Тут тверской князь уловил колючий взгляд Ивана, великого московского князя. Круто повернулся тот и, тяжело ступая, сел в колымагу. Кони взяли в рысь…

Вздохнул Михаил Борисович. Понял, добром этот разговор не окончится, жди беды…

* * *

По теплу великий князь московский с сыном своим Иваном созвали бояр на Думу. Съехались именитые со всей Москвы. По высоким ступеням дворца степенно поднимались важные бояре, бородатые, в шубах дорогих, в шапках высоких, горлатных, хоть и дни теплые, направлялись в думную палату, рассаживались по скамьям, где кому указано.

Знали, зачем званы, однако до поры молчали, ждали слова государева. И едва Иван Васильевич промолвил, что тверской князь Михаил намерился жениться на внучке великого князя литовского Казимира, палата загудела. И никто на Думе голоса не подал в защиту тверича. Все Михаила обвиняли, выкрикивали:

– Внучку недруга нашего в Тверь привезет. Аль забыл историю славян, когда князья славянские половецких княжен в жены брали, к чему то привело? Мельчал род славянский!

Иван Молодой бояр на Думе слушал, однако в защиту дядьки своего, тверского князя, ни слова не обронил. Накануне отец, великий князь московский Иван III, ему говаривал: тверской князь Михайло своенравен, не желает ниже Москвы стоять. На воинство князя Литовского расчет держит. Мыслит Москву Литвой запугать…

На Думе великий князь Иван Васильевич бояр спросил:

– Какой совет подадите, бояре думные?

Зашумели бояре:

– Аль у Москвы рати недостает? Веди воинство на Тверь, государь!

И снова великий князь заговорил. Затихла палата, государя Ивана Васильевича слушает…

А после Думы отец наставлял молодого Ивана:

– Ты, сын мой Иван, видишь, что дядька твой, князь Михайло, мир мой не принимает.

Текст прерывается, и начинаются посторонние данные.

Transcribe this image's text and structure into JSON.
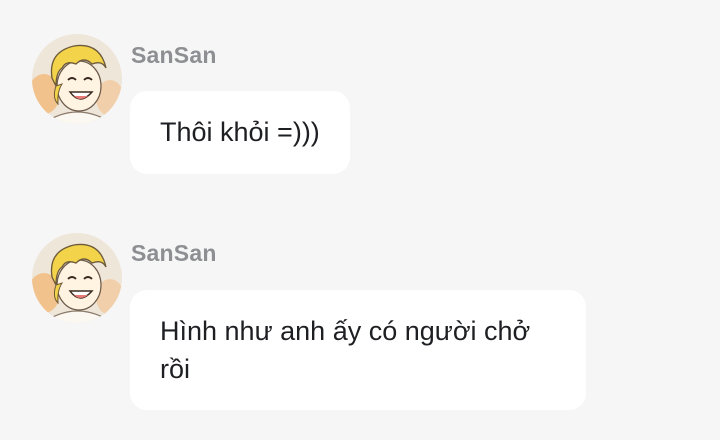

И ежели я пойду на Тверь, то те, сыне, к князю Михайле в Тверь отправляться и передать ему, когда полки московские к городу подступят, ворота бы тверские открыли, а князю Михайле с епископом вины свои принести.

* * *

Неспокойно на душе у тверского князя Михаила Борисовича. Мысли покоя не дают, терзают, ужли быть Твери под рукой московского великого князя?

Давно уже, как наезжал в Тверь племянник Иван Молодой, сын Марии. Сердцем чуял князь Михайло, отдалился от него Иван, коли случалось, в разговорах отца сторону держит. Не раз слышал от него, ты, де, князь Михайло, Москве покорись. В его речах тверской князь не тверича гордость чуял, а московца.

В коий раз думает князь Михаил, что осталась только одна надежда, на полки литовские. Ежели придут они в подмогу тверичам, то выстоит Тверь…

А из Москвы вести одна другой тревожнее. Рати московские стягивают многими полками, исполчается князь Иван Васильевич. А тут еще бояре тверские голоса падают, не раз попрекали: ты, де, князь Михайло, покорился бы Москве, чать не чужие вы…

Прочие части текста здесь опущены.